McGrath was also cherry-picked by the Democratic Senatorial Campaign Committee last year as the candidate best suited to challenge McConnell—which Broihier and Booker say only further cements her as part of the establishment "playing politics" rather than connecting with everyday Kentuckians. Booker called the DSCC's decision to back McGrath "complete disrespect to the people of Kentucky."

"Her platform is just kind of empty," Broihier said. He slammed McGrath for once saying she would have voted for Brett Kavanaugh's confirmation to the Supreme Court, which he deemed "death for female voters in Kentucky." McGrath later walked back the comment, fueling more criticism from her rivals that she wasn't consistent on the issues.

While McGrath has stayed in the center, Booker and Broihier have jumped to the left. She backs Obamacare but doesn't support a single-payer health care system, while they call for Medicare for All. She supports income equality but doesn't go so far as Booker and Broihier, who both back a universal basic income.

"If we're not talking about empowering and elevating folks to address structural challenges for us to transform our future, we're missing the opportunity here, and we can't afford to do that," Booker argued.

The question is whether Kentuckians feel the same. The state is deeply red, as apparent by its overwhelming support for Trump in the 2016 election. And while Democrats celebrated winning the governor's mansion during the 2018 midterms, they lost every other constitutional office on the ballot to Republicans.

And as for McConnell, he may be one of the most disliked lawmakers in the state and the country, but it's never stopped him from winning six straight re-elections since entering Congress in 1984. In fact, in 2014 he won his race by a 15-point margin. McConnell is also at an advantage in 2020 because President Trump will be at the top of the ballot. Split-ticket voting is becoming rarer, so in a state where Trump won by 30 points, Republican candidates are likely to see a significant boost.

mitch mcconnell democratic challengers KY senate race
Senate Majority Leader Mitch McConnell speaks to reporters on April 9 after leaving the Senate floor following a failed attempt to add an additional $250 billion to small-business relief funding. McConnell is facing a tough re-election campaign as a field of Democrats vie for the opportunity to take him on in November's election. Saul Loeb/AFP/Getty Images

But his rivals see a new opening because of the coronavirus pandemic. McConnell, as the top Republican on Capitol Hill, has been arguably the most visible lawmaker in the federal government's response to the global health crisis—and not always in a good way.

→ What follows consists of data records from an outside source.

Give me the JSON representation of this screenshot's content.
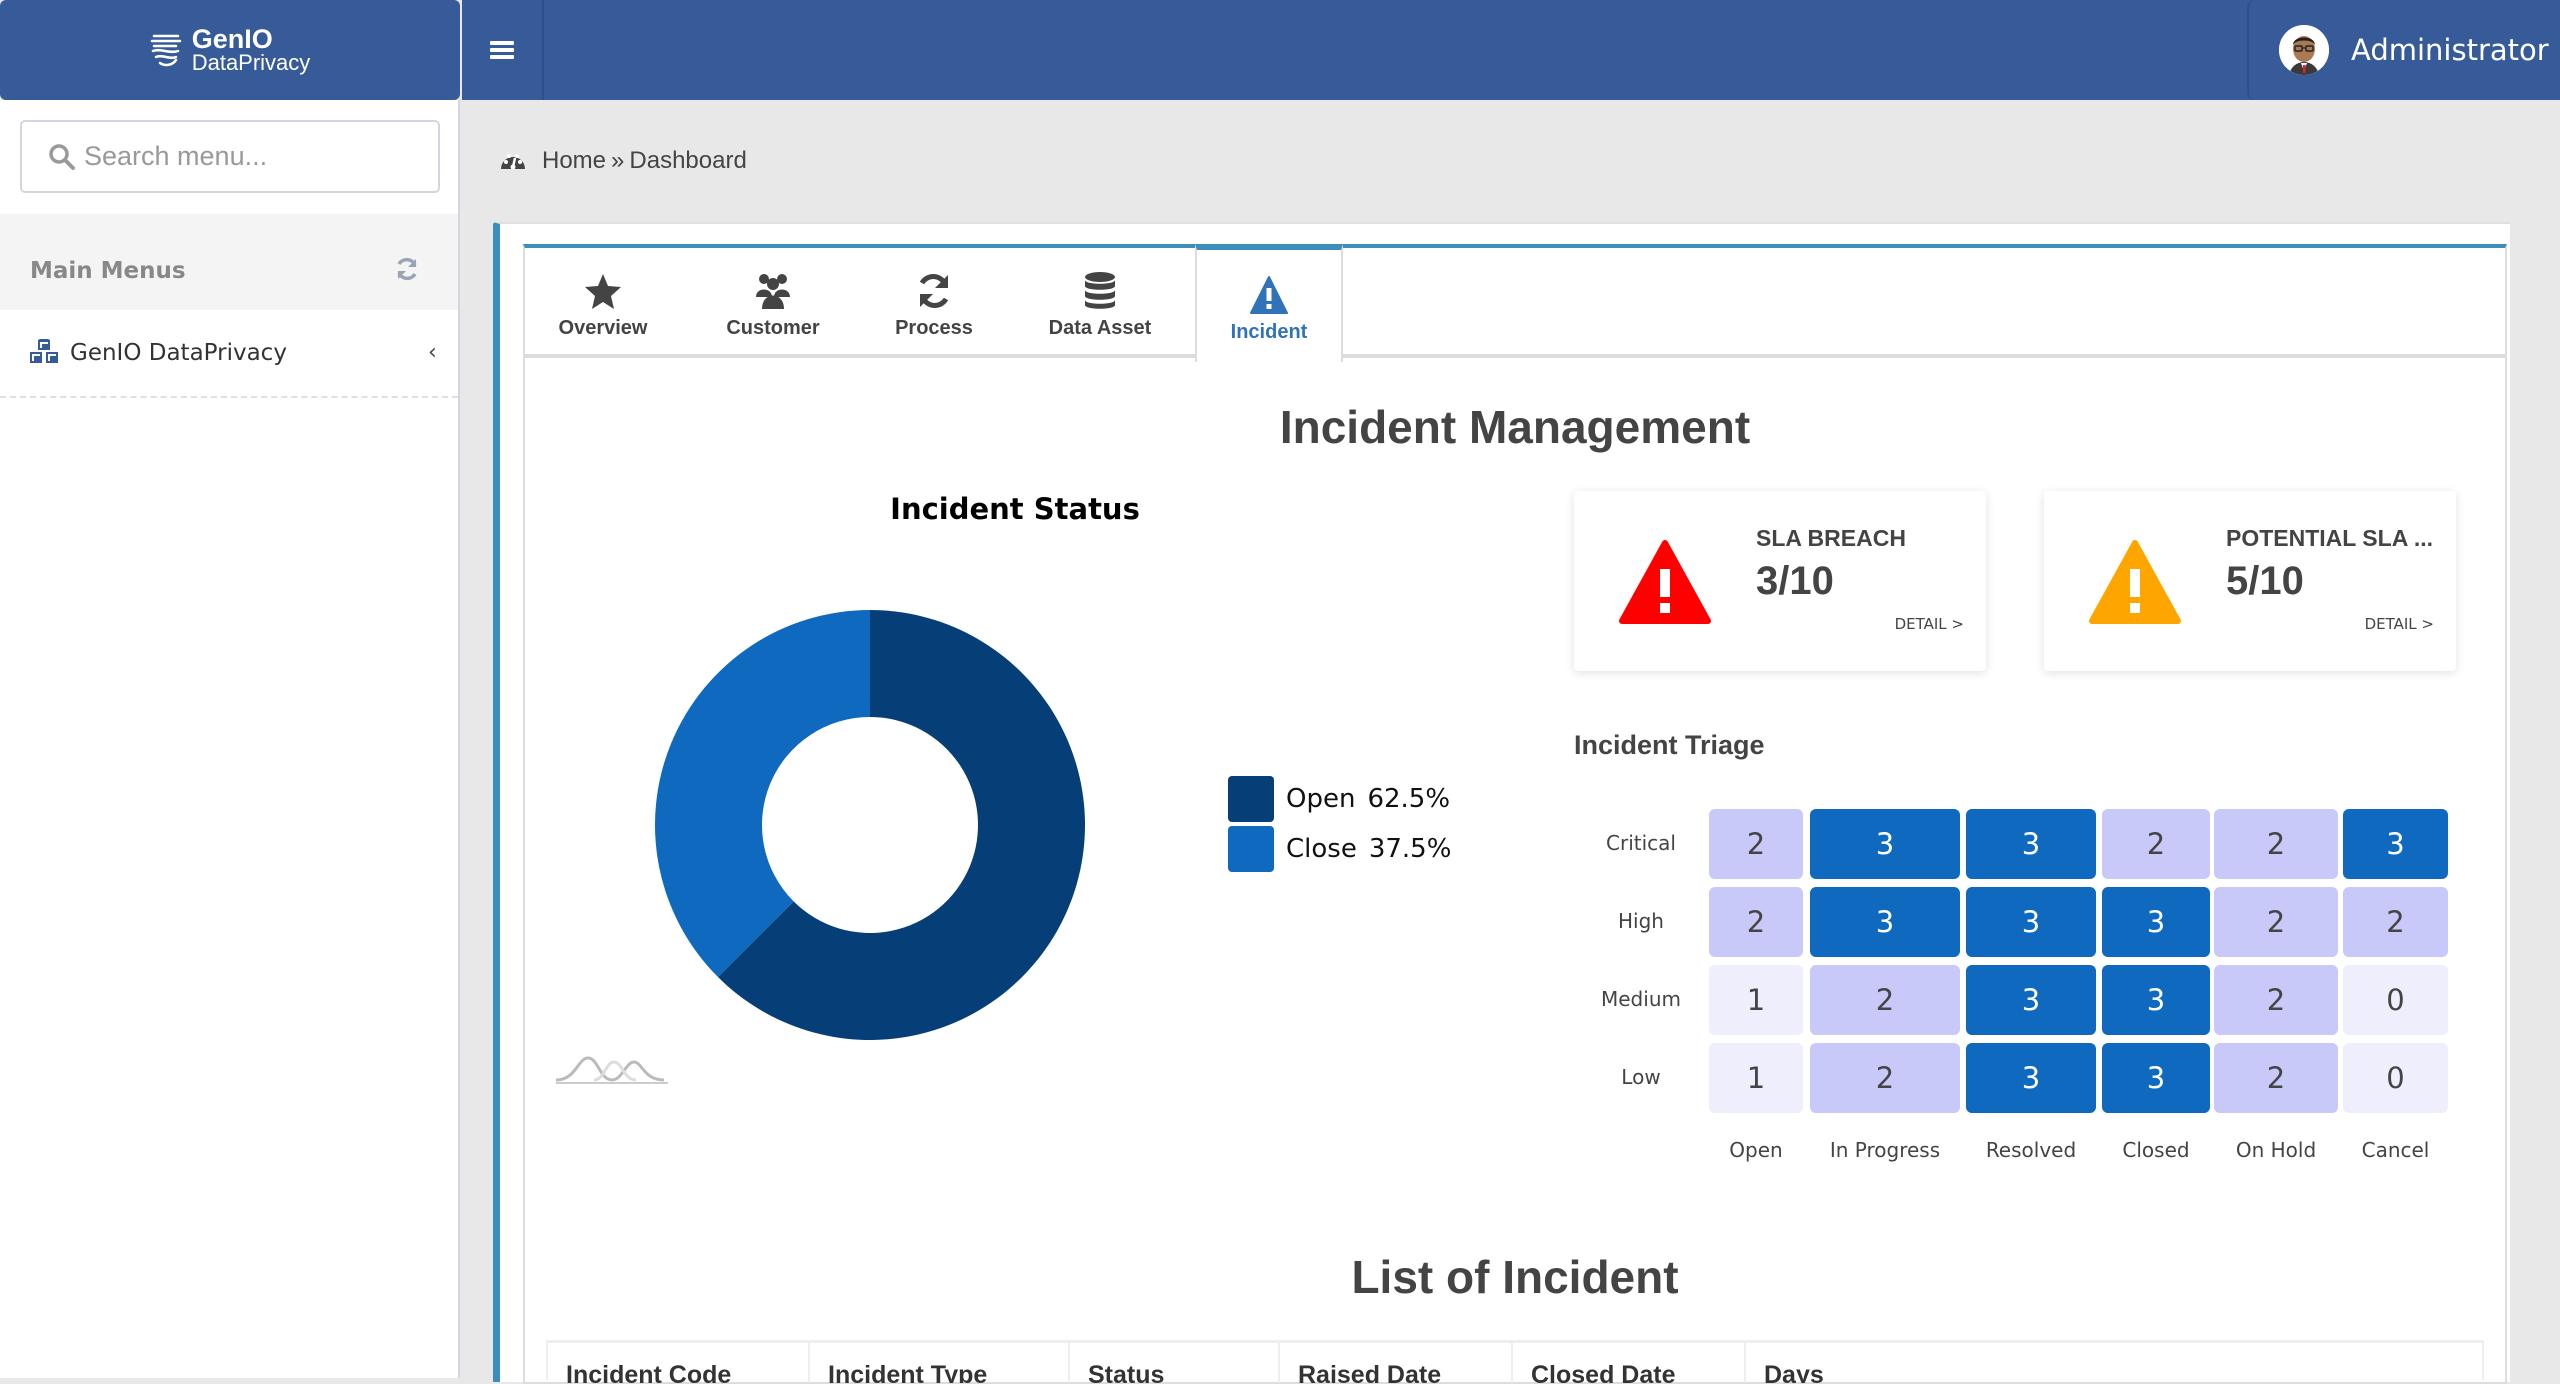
{
  "header": {
    "logo_line1": "GenIO",
    "logo_line2": "DataPrivacy",
    "menu_toggle_icon": "hamburger-icon",
    "user_name": "Administrator",
    "user_avatar_icon": "user-avatar"
  },
  "sidebar": {
    "search_placeholder": "Search menu...",
    "search_value": "",
    "menu_title": "Main Menus",
    "items": [
      {
        "label": "GenIO DataPrivacy",
        "icon": "cubes-icon",
        "expand_icon": "chevron-left-icon"
      }
    ]
  },
  "breadcrumb": {
    "icon": "dashboard-icon",
    "home": "Home",
    "separator": "»",
    "current": "Dashboard"
  },
  "tabs": [
    {
      "label": "Overview",
      "icon": "star-icon",
      "active": false
    },
    {
      "label": "Customer",
      "icon": "users-icon",
      "active": false
    },
    {
      "label": "Process",
      "icon": "refresh-icon",
      "active": false
    },
    {
      "label": "Data Asset",
      "icon": "database-icon",
      "active": false
    },
    {
      "label": "Incident",
      "icon": "warning-icon",
      "active": true
    }
  ],
  "main": {
    "title": "Incident Management",
    "cards": [
      {
        "title": "SLA BREACH",
        "value": "3/10",
        "detail": "DETAIL >",
        "color": "#ff0000"
      },
      {
        "title": "POTENTIAL SLA ...",
        "value": "5/10",
        "detail": "DETAIL >",
        "color": "#ffa500"
      }
    ],
    "list_title": "List of Incident",
    "table_headers": [
      "Incident Code",
      "Incident Type",
      "Status",
      "Raised Date",
      "Closed Date",
      "Days"
    ]
  },
  "chart_data": [
    {
      "type": "pie",
      "title": "Incident Status",
      "donut": true,
      "categories": [
        "Open",
        "Close"
      ],
      "values": [
        62.5,
        37.5
      ],
      "labels": [
        "62.5%",
        "37.5%"
      ],
      "colors": [
        "#063f77",
        "#0f69bf"
      ],
      "legend": "right"
    },
    {
      "type": "heatmap",
      "title": "Incident Triage",
      "x": [
        "Open",
        "In Progress",
        "Resolved",
        "Closed",
        "On Hold",
        "Cancel"
      ],
      "y": [
        "Critical",
        "High",
        "Medium",
        "Low"
      ],
      "values": [
        [
          2,
          3,
          3,
          2,
          2,
          3
        ],
        [
          2,
          3,
          3,
          3,
          2,
          2
        ],
        [
          1,
          2,
          3,
          3,
          2,
          0
        ],
        [
          1,
          2,
          3,
          3,
          2,
          0
        ]
      ],
      "color_scale": {
        "0": "#eeeefd",
        "1": "#eeeefd",
        "2": "#c8c8f9",
        "3": "#0f69bf"
      }
    }
  ]
}
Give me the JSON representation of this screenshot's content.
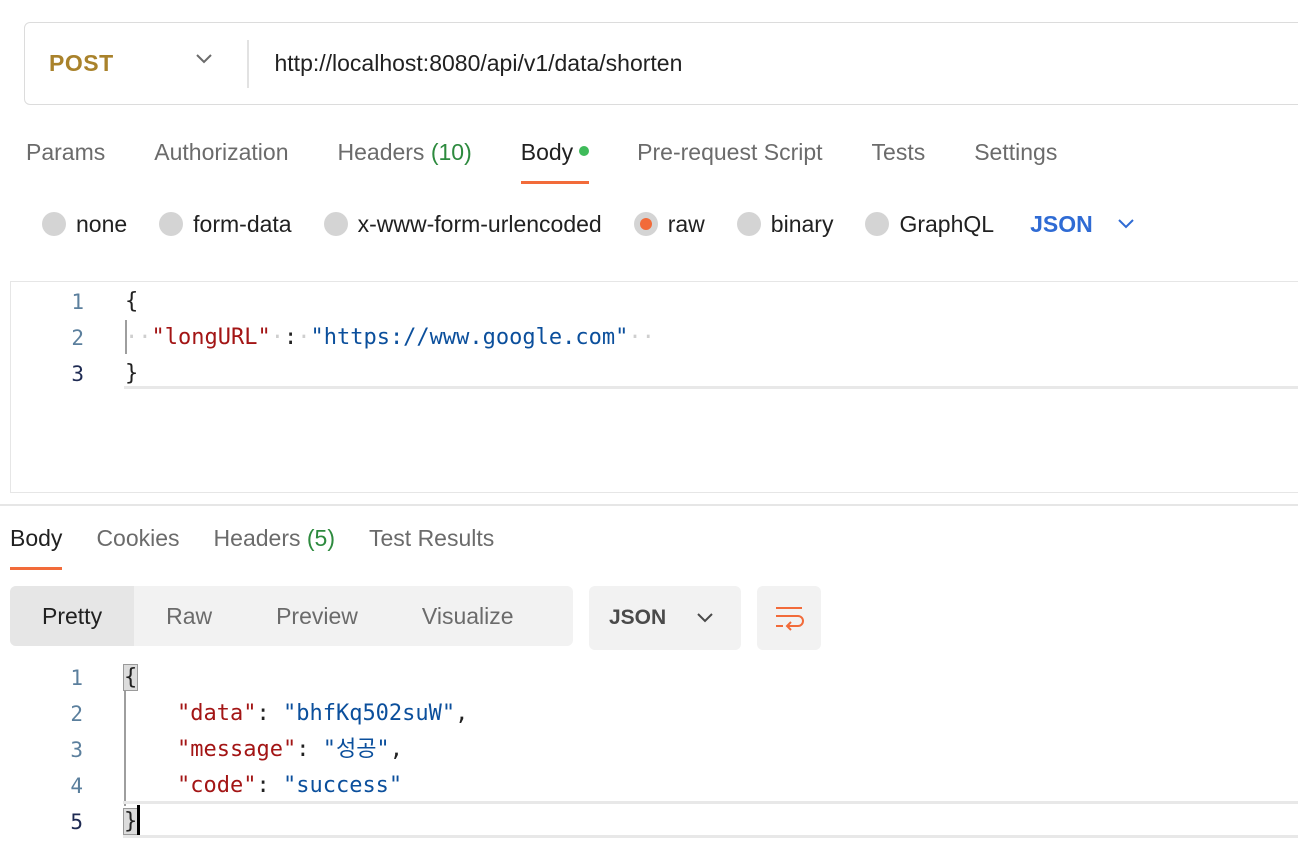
{
  "request": {
    "method": "POST",
    "url": "http://localhost:8080/api/v1/data/shorten"
  },
  "request_tabs": [
    {
      "label": "Params"
    },
    {
      "label": "Authorization"
    },
    {
      "label": "Headers",
      "count": "(10)"
    },
    {
      "label": "Body",
      "active": true
    },
    {
      "label": "Pre-request Script"
    },
    {
      "label": "Tests"
    },
    {
      "label": "Settings"
    }
  ],
  "body_types": [
    "none",
    "form-data",
    "x-www-form-urlencoded",
    "raw",
    "binary",
    "GraphQL"
  ],
  "body_type_selected": "raw",
  "body_language": "JSON",
  "request_body": {
    "line_numbers": [
      "1",
      "2",
      "3"
    ],
    "open": "{",
    "key": "\"longURL\"",
    "colon": ":",
    "value": "\"https://www.google.com\"",
    "close": "}"
  },
  "response_tabs": [
    {
      "label": "Body",
      "active": true
    },
    {
      "label": "Cookies"
    },
    {
      "label": "Headers",
      "count": "(5)"
    },
    {
      "label": "Test Results"
    }
  ],
  "view_modes": [
    "Pretty",
    "Raw",
    "Preview",
    "Visualize"
  ],
  "view_mode_selected": "Pretty",
  "response_format": "JSON",
  "response_body": {
    "line_numbers": [
      "1",
      "2",
      "3",
      "4",
      "5"
    ],
    "open": "{",
    "lines": [
      {
        "key": "\"data\"",
        "value": "\"bhfKq502suW\"",
        "trail": ","
      },
      {
        "key": "\"message\"",
        "value": "\"성공\"",
        "trail": ","
      },
      {
        "key": "\"code\"",
        "value": "\"success\"",
        "trail": ""
      }
    ],
    "close": "}"
  },
  "colors": {
    "accent": "#f26b3a",
    "method": "#a9822b",
    "language": "#2f6bd4",
    "count": "#2d8a3e",
    "json_key": "#a31515",
    "json_string": "#0b4f9c"
  }
}
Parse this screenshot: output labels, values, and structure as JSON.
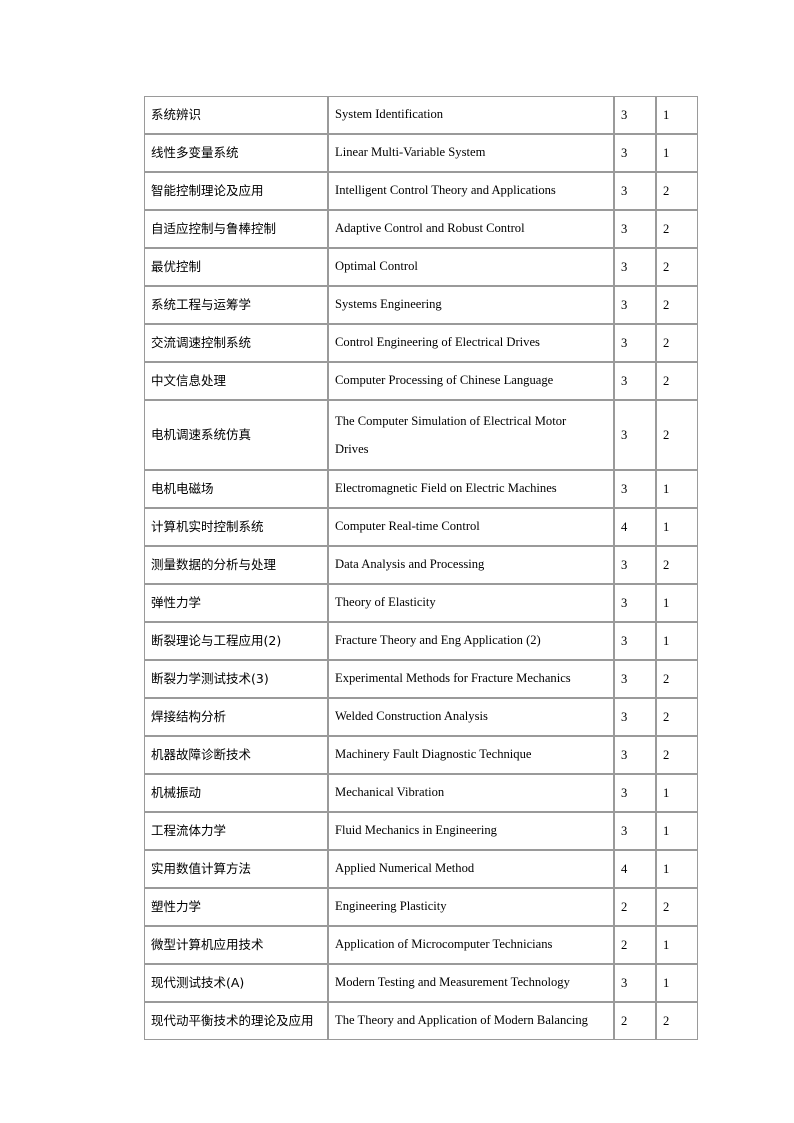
{
  "document": {
    "type": "course-catalog-table",
    "page_background": "#ffffff",
    "text_color": "#000000",
    "border_color": "#9a9a9a"
  },
  "table": {
    "name": "graduate-course-list",
    "columns": [
      {
        "key": "name_cn",
        "role": "course-name-chinese"
      },
      {
        "key": "name_en",
        "role": "course-name-english"
      },
      {
        "key": "credits",
        "role": "credit-hours"
      },
      {
        "key": "term",
        "role": "term"
      }
    ],
    "rows": [
      {
        "name_cn": "系统辨识",
        "name_en": "System Identification",
        "credits": "3",
        "term": "1",
        "tall": false
      },
      {
        "name_cn": "线性多变量系统",
        "name_en": "Linear Multi-Variable System",
        "credits": "3",
        "term": "1",
        "tall": false
      },
      {
        "name_cn": "智能控制理论及应用",
        "name_en": "Intelligent Control Theory and Applications",
        "credits": "3",
        "term": "2",
        "tall": false
      },
      {
        "name_cn": "自适应控制与鲁棒控制",
        "name_en": "Adaptive Control and Robust Control",
        "credits": "3",
        "term": "2",
        "tall": false
      },
      {
        "name_cn": "最优控制",
        "name_en": "Optimal Control",
        "credits": "3",
        "term": "2",
        "tall": false
      },
      {
        "name_cn": "系统工程与运筹学",
        "name_en": "Systems Engineering",
        "credits": "3",
        "term": "2",
        "tall": false
      },
      {
        "name_cn": "交流调速控制系统",
        "name_en": "Control Engineering of Electrical Drives",
        "credits": "3",
        "term": "2",
        "tall": false
      },
      {
        "name_cn": "中文信息处理",
        "name_en": "Computer Processing of Chinese Language",
        "credits": "3",
        "term": "2",
        "tall": false
      },
      {
        "name_cn": "电机调速系统仿真",
        "name_en": "The Computer Simulation of Electrical Motor Drives",
        "name_en_line1": "The Computer Simulation of Electrical  Motor",
        "name_en_line2": "Drives",
        "credits": "3",
        "term": "2",
        "tall": true
      },
      {
        "name_cn": "电机电磁场",
        "name_en": "Electromagnetic Field on Electric Machines",
        "credits": "3",
        "term": "1",
        "tall": false
      },
      {
        "name_cn": "计算机实时控制系统",
        "name_en": "Computer Real-time Control",
        "credits": "4",
        "term": "1",
        "tall": false
      },
      {
        "name_cn": "测量数据的分析与处理",
        "name_en": "Data Analysis and Processing",
        "credits": "3",
        "term": "2",
        "tall": false
      },
      {
        "name_cn": "弹性力学",
        "name_en": "Theory of Elasticity",
        "credits": "3",
        "term": "1",
        "tall": false
      },
      {
        "name_cn": "断裂理论与工程应用(2)",
        "name_en": "Fracture Theory and Eng Application (2)",
        "credits": "3",
        "term": "1",
        "tall": false
      },
      {
        "name_cn": "断裂力学测试技术(3)",
        "name_en": "Experimental Methods for Fracture Mechanics",
        "credits": "3",
        "term": "2",
        "tall": false
      },
      {
        "name_cn": "焊接结构分析",
        "name_en": "Welded Construction Analysis",
        "credits": "3",
        "term": "2",
        "tall": false
      },
      {
        "name_cn": "机器故障诊断技术",
        "name_en": "Machinery Fault Diagnostic Technique",
        "credits": "3",
        "term": "2",
        "tall": false
      },
      {
        "name_cn": "机械振动",
        "name_en": "Mechanical Vibration",
        "credits": "3",
        "term": "1",
        "tall": false
      },
      {
        "name_cn": "工程流体力学",
        "name_en": "Fluid Mechanics in Engineering",
        "credits": "3",
        "term": "1",
        "tall": false
      },
      {
        "name_cn": "实用数值计算方法",
        "name_en": "Applied Numerical Method",
        "credits": "4",
        "term": "1",
        "tall": false
      },
      {
        "name_cn": "塑性力学",
        "name_en": "Engineering Plasticity",
        "credits": "2",
        "term": "2",
        "tall": false
      },
      {
        "name_cn": "微型计算机应用技术",
        "name_en": "Application of Microcomputer Technicians",
        "credits": "2",
        "term": "1",
        "tall": false
      },
      {
        "name_cn": "现代测试技术(A)",
        "name_en": "Modern Testing and Measurement Technology",
        "credits": "3",
        "term": "1",
        "tall": false
      },
      {
        "name_cn": "现代动平衡技术的理论及应用",
        "name_en": "The Theory and Application of Modern Balancing",
        "credits": "2",
        "term": "2",
        "tall": false
      }
    ]
  }
}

"I think leading is a misleading word," Broihier said. "I don't think there has been a lot of leading going on. Pushing it down the states to cause a dogfight between governors is...disgusting. It's a total abdication of leadership."

McConnell's recent suggestion that the federal government should let states go bankrupt rather than provide additional aid was not well received by Democrats or Republicans. New York Governor Andrew Cuomo called the suggestion "one of the really dumb ideas of all time." Maryland Governor Larry Hogan said that it was "the last thing we need" during the global health crisis. Kentucky Governor Andy Beshear said that he "strongly disagrees" with McConnell's comment and that bankruptcy would "be disastrous."

Predictably, both Booker and Broihier said they would have a completely different response to the pandemic. Booker's priorities would include providing monthly relief checks to every American, stopping rent and mortgage payments and making vote-by-mail measures universal. Broihier said if he were in McConnell's shoes one of the first things he would have done is motion for a vote for Trump to use the Defense Production Act.

"[McConnell's] response has really just been a continuation of the reality that he doesn't give a damn about us," Booker said. "He's made it clear and he doesn't hide it: He's going to look out to bail out big corporations, and he's going to look to break the backs of regular people. Because that's just been his model for success."